A child can come to them so wounded or for such a short time it's hard to tell if she can give them anything, Adams said. But the kids usually surprise her. There was a toddler that had been shaken so hard the child wasn't expected to walk or communicate. The child was eventually adopted by a family in Louisiana. The adoptive mother called and asked if anyone sung to the baby. Mechele hadn't thought about it, but she's the choir director at church. Most of the day, she's singing something to herself.
"The baby was singing a little song," she said. "It was 'Oh, how I love Jesus.' "
I asked Mechele about the logistics of having so many children. They live in good-sized house in Turnagain. The secret, she said, is having a routine, and that means the children need a lot of supervision and direct contact. Her older children help a lot. They require their kids go with them to River in the Desert Community Church, where Ricky Sr. is a deacon. They do Bible study. During the week, after school, there is a strict policy about homework.
How does she feed that many? Sam's Club, she said. And Costco. She joked she could use a couple of cows to keep up with the appetite for milk. They eat four loaves of bread every two days.
"They eat cereal, and they eat cereal and they eat cereal," she said.
An hour or so after the ceremony, I met the family outside a courtroom in the Boney Courthouse. Little ones zig-zagged about. Ricky Sr., in an orange suit and silver tie, carried DeVante. The elevator doors opened, and out walked their pastor, the Rev. Leon May.
The little ones wrapped their arms around his legs.

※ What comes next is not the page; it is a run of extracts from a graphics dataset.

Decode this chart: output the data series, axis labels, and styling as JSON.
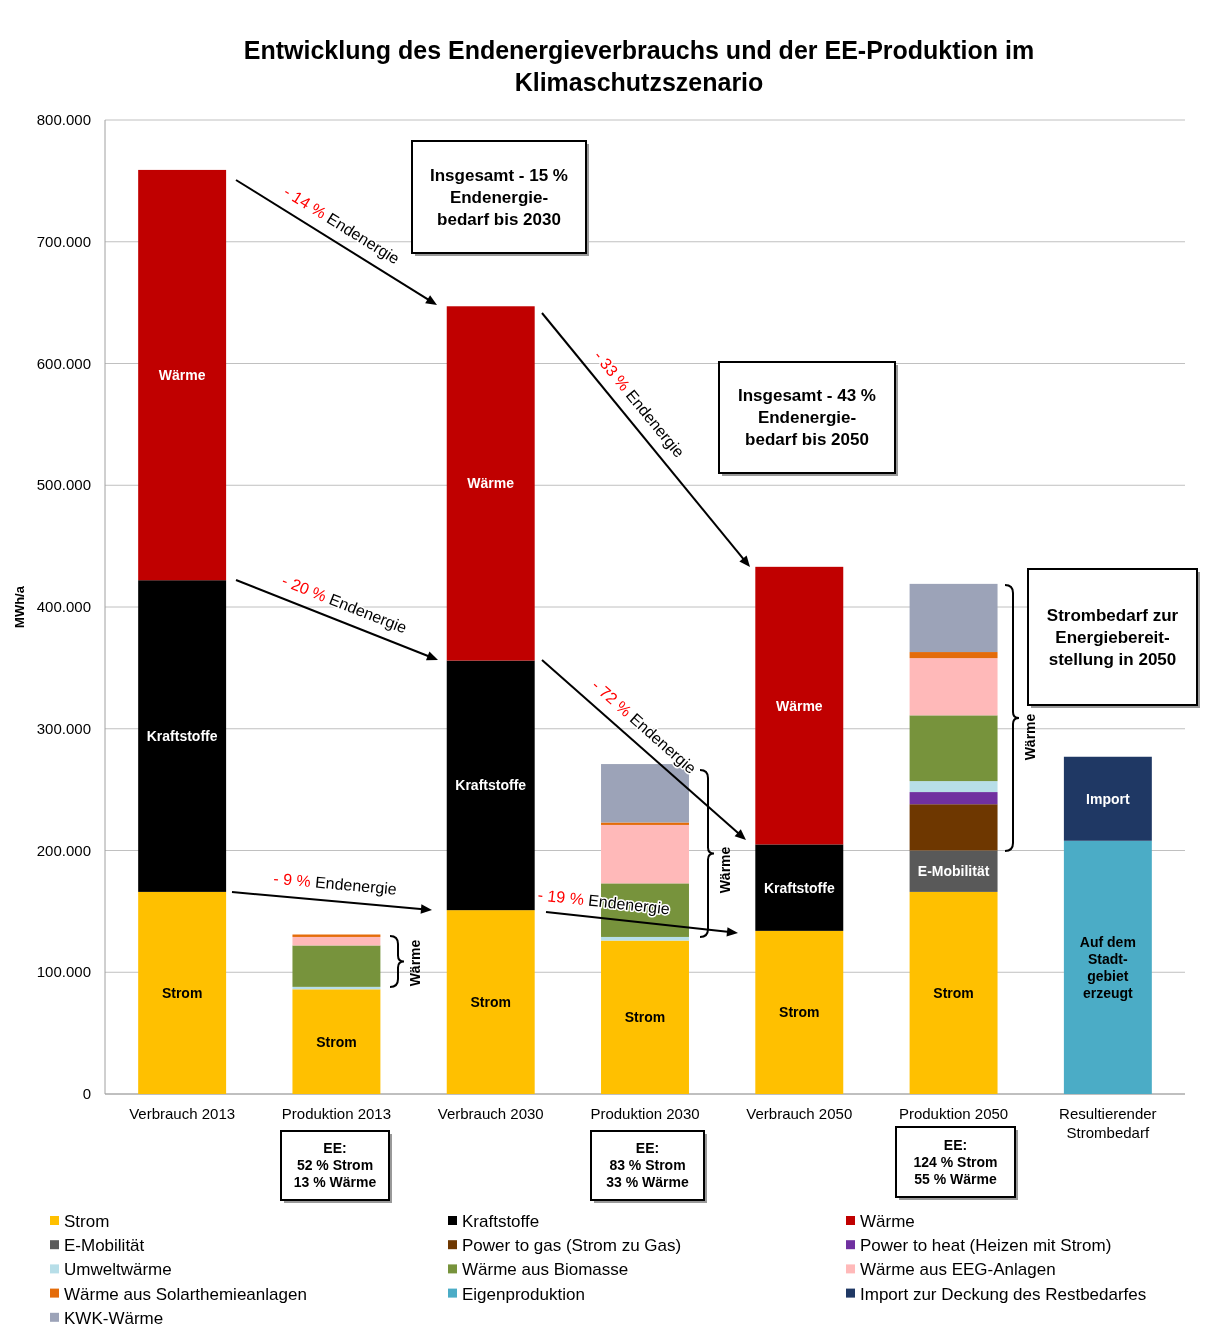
{
  "chart_data": {
    "type": "bar",
    "stacked": true,
    "title": "Entwicklung des Endenergieverbrauchs und der EE-Produktion im Klimaschutzszenario",
    "ylabel": "MWh/a",
    "categories": [
      "Verbrauch 2013",
      "Produktion 2013",
      "Verbrauch 2030",
      "Produktion 2030",
      "Verbrauch 2050",
      "Produktion 2050",
      "Resultierender Strombedarf"
    ],
    "ylim": [
      0,
      800000
    ],
    "yticks": [
      0,
      {
        "value": 100000,
        "label": "100.000"
      },
      {
        "value": 200000,
        "label": "200.000"
      },
      {
        "value": 300000,
        "label": "300.000"
      },
      {
        "value": 400000,
        "label": "400.000"
      },
      {
        "value": 500000,
        "label": "500.000"
      },
      {
        "value": 600000,
        "label": "600.000"
      },
      {
        "value": 700000,
        "label": "700.000"
      },
      {
        "value": 800000,
        "label": "800.000"
      }
    ],
    "grid": "y",
    "legend": "bottom",
    "series": [
      {
        "name": "Strom",
        "color": "#ffc000",
        "values": [
          166000,
          86000,
          151000,
          126000,
          134000,
          166000,
          null
        ],
        "value_labels": [
          "Strom",
          "Strom",
          "Strom",
          "Strom",
          "Strom",
          "Strom",
          null
        ]
      },
      {
        "name": "Kraftstoffe",
        "color": "#000000",
        "values": [
          256000,
          null,
          205000,
          null,
          71000,
          null,
          null
        ],
        "value_labels": [
          "Kraftstoffe",
          null,
          "Kraftstoffe",
          null,
          "Kraftstoffe",
          null,
          null
        ]
      },
      {
        "name": "Wärme",
        "color": "#c00000",
        "values": [
          337000,
          null,
          291000,
          null,
          228000,
          null,
          null
        ],
        "value_labels": [
          "Wärme",
          null,
          "Wärme",
          null,
          "Wärme",
          null,
          null
        ]
      },
      {
        "name": "E-Mobilität",
        "color": "#595959",
        "values": [
          null,
          null,
          null,
          null,
          null,
          34000,
          null
        ],
        "value_labels": [
          null,
          null,
          null,
          null,
          null,
          "E-Mobilität",
          null
        ]
      },
      {
        "name": "Power to gas (Strom zu Gas)",
        "color": "#6e3700",
        "values": [
          null,
          null,
          null,
          null,
          null,
          38000,
          null
        ]
      },
      {
        "name": "Power to heat (Heizen mit Strom)",
        "color": "#7030a0",
        "values": [
          null,
          null,
          null,
          null,
          null,
          10000,
          null
        ]
      },
      {
        "name": "Umweltwärme",
        "color": "#b7dee8",
        "values": [
          null,
          2000,
          null,
          3000,
          null,
          9000,
          null
        ]
      },
      {
        "name": "Wärme aus Biomasse",
        "color": "#77933c",
        "values": [
          null,
          34000,
          null,
          44000,
          null,
          54000,
          null
        ]
      },
      {
        "name": "Wärme aus EEG-Anlagen",
        "color": "#ffb9b9",
        "values": [
          null,
          7000,
          null,
          48000,
          null,
          47000,
          null
        ]
      },
      {
        "name": "Wärme aus Solarthemieanlagen",
        "color": "#e46c0a",
        "values": [
          null,
          2000,
          null,
          2000,
          null,
          5000,
          null
        ]
      },
      {
        "name": "Eigenproduktion",
        "color": "#4bacc6",
        "values": [
          null,
          null,
          null,
          null,
          null,
          null,
          208000
        ],
        "value_labels": [
          null,
          null,
          null,
          null,
          null,
          null,
          "Auf dem\nStadt-\ngebiet\nerzeugt"
        ]
      },
      {
        "name": "Import zur Deckung des Restbedarfes",
        "color": "#1f3864",
        "values": [
          null,
          null,
          null,
          null,
          null,
          null,
          69000
        ],
        "value_labels": [
          null,
          null,
          null,
          null,
          null,
          null,
          "Import"
        ]
      },
      {
        "name": "KWK-Wärme",
        "color": "#9ca3b8",
        "values": [
          null,
          null,
          null,
          48000,
          null,
          56000,
          null
        ]
      }
    ],
    "annotations": [
      "- 14 % Endenergie",
      "- 20 % Endenergie",
      "- 9 % Endenergie",
      "- 33 % Endenergie",
      "- 72 % Endenergie",
      "- 19 % Endenergie",
      "Insgesamt - 15 %\nEndenergie-\nbedarf bis 2030",
      "Insgesamt - 43 %\nEndenergie-\nbedarf bis 2050",
      "Strombedarf zur\nEnergiebereit-\nstellung in 2050",
      "EE:\n52 % Strom\n13 % Wärme",
      "EE:\n83 % Strom\n33 % Wärme",
      "EE:\n124 % Strom\n55 % Wärme",
      "Wärme",
      "Wärme",
      "Wärme"
    ]
  }
}
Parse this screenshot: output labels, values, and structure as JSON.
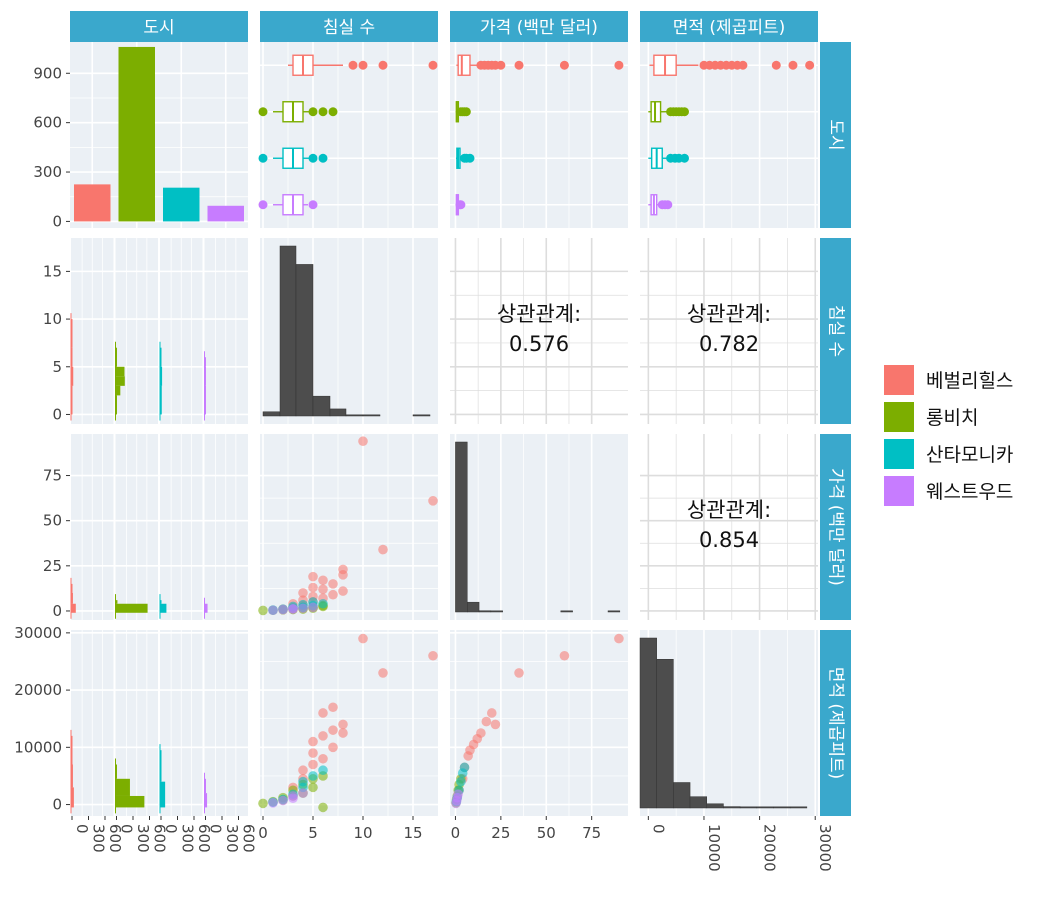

He slapped a couple handshakes with the older boys. And soon we all filed into the courtroom. Angel brought up the rear, carrying a pile of jackets. I looked at the kids sitting behind me in court. Brady, in a red-striped suit; Cormani, wearing a man-sized tie; CeCe, in a purple plastic tiara; Adrianna, in a red plaid dress and matching beret. Their feet swung under the wooden bench.
The Adamses took a seat in front of judge Suzanne Cole. A lawyer asked them if they could provide for their new child, and if they thought it was in their family's best interest to adopt him.
Cole scanned the faces in the gallery.
"How do you do it?" she asked.
And she said she couldn't think of a reason why the adoption shouldn't go forward. She asked all the siblings to come to her desk, where she let them hammer the gavel and gave each a gift to celebrate the day. The pastor took pictures on his cell phone. And, in his new father's arms, DeVante blinked his heavy eyes and let his head nod, drifting off to sleep.